Sansar will have exploration, socializing, and other experiences made possible through expressive avatars, using text, and voice chat. And it will make it easy and fun for people to create their own social VR experiences, eliminating the need to find a professional developer to build such an experience today.

Project Sansar's cool 3D imagery.

Above: Sansar’s cool 3D imagery.

Image Credit: Linden Lab

Linden Lab said users won’t have to worry about issues like hosting and distribution, multiuser access and communication systems, virtual currency, and regulatory compliance. Sansar will do for VR what WordPress enabled for bloggers on the Web. Interest could come from groups in gaming and entertainment, education, architecture, art, community-building, business, healthcare, training, and more.

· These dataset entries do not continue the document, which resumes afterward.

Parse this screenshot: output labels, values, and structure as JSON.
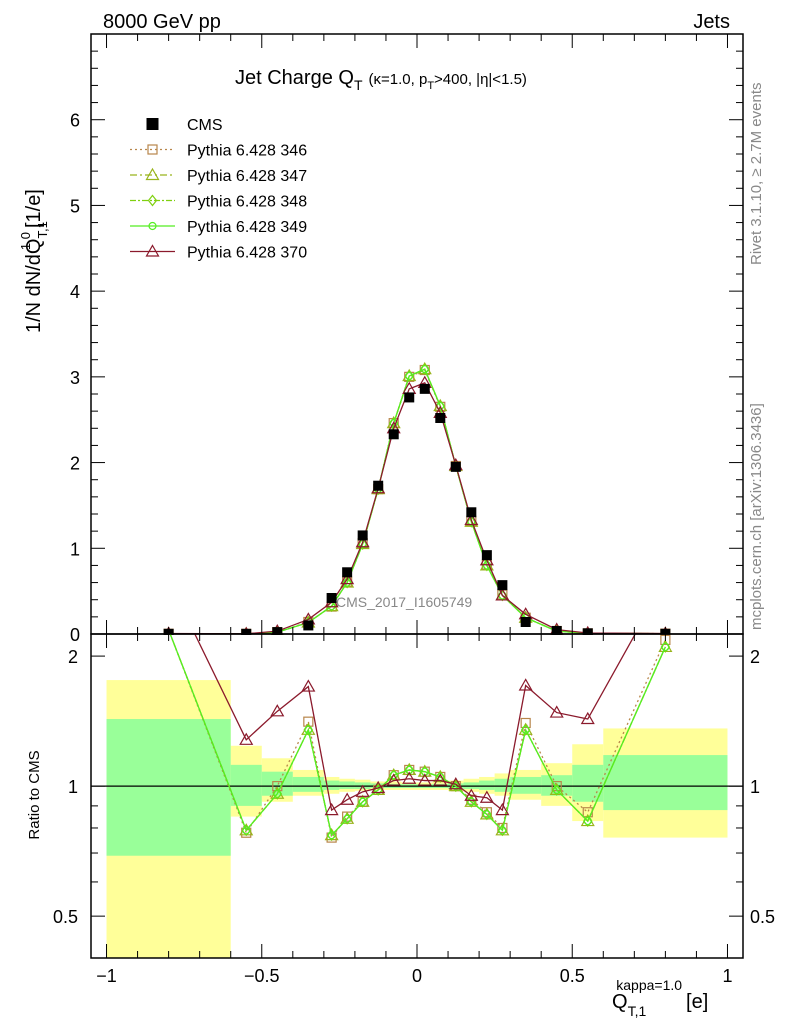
{
  "header": {
    "left": "8000 GeV pp",
    "right": "Jets"
  },
  "side": {
    "rivet": "Rivet 3.1.10, ≥ 2.7M events",
    "mcplots": "mcplots.cern.ch [arXiv:1306.3436]"
  },
  "watermark": "CMS_2017_I1605749",
  "chart_data": {
    "type": "line",
    "title": {
      "main": "Jet Charge Q",
      "main_sub": "T",
      "extra_pre": "(κ=1.0, p",
      "extra_sub": "T",
      "extra_post": ">400, |η|<1.5)"
    },
    "xlabel": {
      "base": "Q",
      "sub": "T,1",
      "sup": "kappa=1.0",
      "unit": "[e]"
    },
    "ylabel_main": {
      "base": "1/N dN/dQ",
      "sub": "T,1",
      "sup": "1.0",
      "unit": "[1/e]"
    },
    "ylabel_ratio": "Ratio to CMS",
    "xlim": [
      -1.05,
      1.05
    ],
    "ylim_main": [
      0,
      7.0
    ],
    "ylim_ratio": [
      0.4,
      2.25
    ],
    "xticks": [
      -1,
      -0.5,
      0,
      0.5,
      1
    ],
    "xtick_labels": [
      "−1",
      "−0.5",
      "0",
      "0.5",
      "1"
    ],
    "yticks_main": [
      0,
      1,
      2,
      3,
      4,
      5,
      6
    ],
    "yticks_ratio": [
      0.5,
      1,
      2
    ],
    "ytick_labels_ratio": [
      "0.5",
      "1",
      "2"
    ],
    "legend": {
      "position": "top-left",
      "entries": [
        "CMS",
        "Pythia 6.428 346",
        "Pythia 6.428 347",
        "Pythia 6.428 348",
        "Pythia 6.428 349",
        "Pythia 6.428 370"
      ]
    },
    "x": [
      -0.8,
      -0.55,
      -0.45,
      -0.35,
      -0.275,
      -0.225,
      -0.175,
      -0.125,
      -0.075,
      -0.025,
      0.025,
      0.075,
      0.125,
      0.175,
      0.225,
      0.275,
      0.35,
      0.45,
      0.55,
      0.8
    ],
    "bin_edges": [
      -1.0,
      -0.6,
      -0.5,
      -0.4,
      -0.3,
      -0.25,
      -0.2,
      -0.15,
      -0.1,
      -0.05,
      0.0,
      0.05,
      0.1,
      0.15,
      0.2,
      0.25,
      0.3,
      0.4,
      0.5,
      0.6,
      1.0
    ],
    "cms": [
      0.002,
      0.002,
      0.022,
      0.1,
      0.42,
      0.72,
      1.15,
      1.73,
      2.33,
      2.76,
      2.86,
      2.52,
      1.95,
      1.42,
      0.92,
      0.57,
      0.14,
      0.035,
      0.008,
      0.002
    ],
    "series": [
      {
        "name": "Pythia 6.428 346",
        "color": "#b8864b",
        "marker": "square",
        "dash": "2,3",
        "values": [
          0.003,
          0.0016,
          0.022,
          0.14,
          0.32,
          0.61,
          1.06,
          1.69,
          2.46,
          3.0,
          3.08,
          2.65,
          1.96,
          1.32,
          0.81,
          0.46,
          0.19,
          0.035,
          0.007,
          0.0045
        ]
      },
      {
        "name": "Pythia 6.428 347",
        "color": "#99b41c",
        "marker": "triangle",
        "dash": "7,3,2,3",
        "values": [
          0.003,
          0.0016,
          0.021,
          0.134,
          0.325,
          0.6,
          1.05,
          1.69,
          2.46,
          3.01,
          3.09,
          2.66,
          1.96,
          1.31,
          0.8,
          0.45,
          0.19,
          0.034,
          0.0066,
          0.0042
        ]
      },
      {
        "name": "Pythia 6.428 348",
        "color": "#7fd010",
        "marker": "diamond",
        "dash": "6,2,2,2",
        "values": [
          0.003,
          0.0016,
          0.021,
          0.134,
          0.325,
          0.6,
          1.05,
          1.69,
          2.46,
          3.01,
          3.09,
          2.66,
          1.96,
          1.31,
          0.8,
          0.45,
          0.19,
          0.034,
          0.0066,
          0.0042
        ]
      },
      {
        "name": "Pythia 6.428 349",
        "color": "#55ee22",
        "marker": "circle",
        "dash": "",
        "values": [
          0.003,
          0.0016,
          0.021,
          0.134,
          0.325,
          0.6,
          1.05,
          1.69,
          2.46,
          3.01,
          3.09,
          2.66,
          1.96,
          1.31,
          0.8,
          0.45,
          0.19,
          0.034,
          0.0066,
          0.0042
        ]
      },
      {
        "name": "Pythia 6.428 370",
        "color": "#8b1a2c",
        "marker": "triangle",
        "dash": "",
        "values": [
          0.006,
          0.0026,
          0.033,
          0.17,
          0.37,
          0.64,
          1.07,
          1.7,
          2.4,
          2.86,
          2.93,
          2.58,
          1.97,
          1.33,
          0.86,
          0.45,
          0.23,
          0.051,
          0.0115,
          0.006
        ]
      }
    ],
    "ratio_series": [
      [
        2.3,
        0.78,
        1.0,
        1.41,
        0.76,
        0.85,
        0.92,
        0.98,
        1.06,
        1.09,
        1.08,
        1.05,
        1.0,
        0.93,
        0.87,
        0.8,
        1.4,
        1.0,
        0.87,
        2.18
      ],
      [
        2.3,
        0.79,
        0.96,
        1.35,
        0.77,
        0.84,
        0.92,
        0.98,
        1.06,
        1.09,
        1.08,
        1.05,
        1.0,
        0.92,
        0.86,
        0.79,
        1.35,
        0.98,
        0.83,
        2.1
      ],
      [
        2.3,
        0.79,
        0.96,
        1.35,
        0.77,
        0.84,
        0.92,
        0.98,
        1.06,
        1.09,
        1.08,
        1.05,
        1.0,
        0.92,
        0.86,
        0.79,
        1.35,
        0.98,
        0.83,
        2.1
      ],
      [
        2.3,
        0.79,
        0.96,
        1.35,
        0.77,
        0.84,
        0.92,
        0.98,
        1.06,
        1.09,
        1.08,
        1.05,
        1.0,
        0.92,
        0.86,
        0.79,
        1.35,
        0.98,
        0.83,
        2.1
      ],
      [
        3.0,
        1.28,
        1.49,
        1.7,
        0.88,
        0.93,
        0.97,
        0.99,
        1.03,
        1.04,
        1.03,
        1.03,
        1.01,
        0.95,
        0.94,
        0.88,
        1.71,
        1.48,
        1.43,
        3.0
      ]
    ],
    "band_yellow": [
      [
        0.35,
        1.76
      ],
      [
        0.85,
        1.24
      ],
      [
        0.92,
        1.16
      ],
      [
        0.95,
        1.09
      ],
      [
        0.96,
        1.05
      ],
      [
        0.97,
        1.04
      ],
      [
        0.975,
        1.035
      ],
      [
        0.98,
        1.025
      ],
      [
        0.98,
        1.025
      ],
      [
        0.98,
        1.02
      ],
      [
        0.98,
        1.02
      ],
      [
        0.98,
        1.025
      ],
      [
        0.975,
        1.03
      ],
      [
        0.97,
        1.04
      ],
      [
        0.96,
        1.05
      ],
      [
        0.95,
        1.07
      ],
      [
        0.93,
        1.09
      ],
      [
        0.9,
        1.13
      ],
      [
        0.83,
        1.25
      ],
      [
        0.76,
        1.36
      ]
    ],
    "band_green": [
      [
        0.69,
        1.43
      ],
      [
        0.9,
        1.12
      ],
      [
        0.95,
        1.08
      ],
      [
        0.97,
        1.05
      ],
      [
        0.98,
        1.03
      ],
      [
        0.985,
        1.025
      ],
      [
        0.985,
        1.02
      ],
      [
        0.99,
        1.015
      ],
      [
        0.99,
        1.012
      ],
      [
        0.99,
        1.01
      ],
      [
        0.99,
        1.01
      ],
      [
        0.99,
        1.012
      ],
      [
        0.985,
        1.015
      ],
      [
        0.985,
        1.02
      ],
      [
        0.98,
        1.03
      ],
      [
        0.97,
        1.04
      ],
      [
        0.96,
        1.05
      ],
      [
        0.95,
        1.06
      ],
      [
        0.92,
        1.12
      ],
      [
        0.88,
        1.18
      ]
    ],
    "grid": false
  }
}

Right now, Linden Lab has invited a number of Sansar creators to come into the platform and begin imagining fun virtual spaces within it. Those spaces will be open for everybody to visit when the world goes live in 2017, and the assets will also be available for people to purchase and use in their own VR spaces.

Sansar will have competition from Philip Rosedale, the original founder of Linden Lab, with his High Fidelity VR collaboration experience. Facebook has also been showing its own social VR space for the Oculus Rift, but there’s no indication yet that Facebook is preparing to ship something like that anytime soon.

“We believe Sansar is going to pave its own path,” Altberg said. “It will run side by side with Second Life, and it is still going very strong. Last year, users redeemed $60 million. Users will choose which way they want to go.”

Altberg said that the economy of Sansar will be similar to Second Life’s, but Altberg wants it to be far more accessible.

I enjoyed my brief tour of the spaces in Sansar. It was fun having a conversation under a big spaceship, talking with Laurin, who was sharing the same space in his own avatar. The spaces are a bit of a ghost town now, but when Sansar is fully populated with people, it’s going to feel a lot like the Metaverse, the cyberspace world envisioned in Neal Stephenson’s 1992 novel Snow Crash.

“That’s a small sampling of what users can create and share,” Altberg said.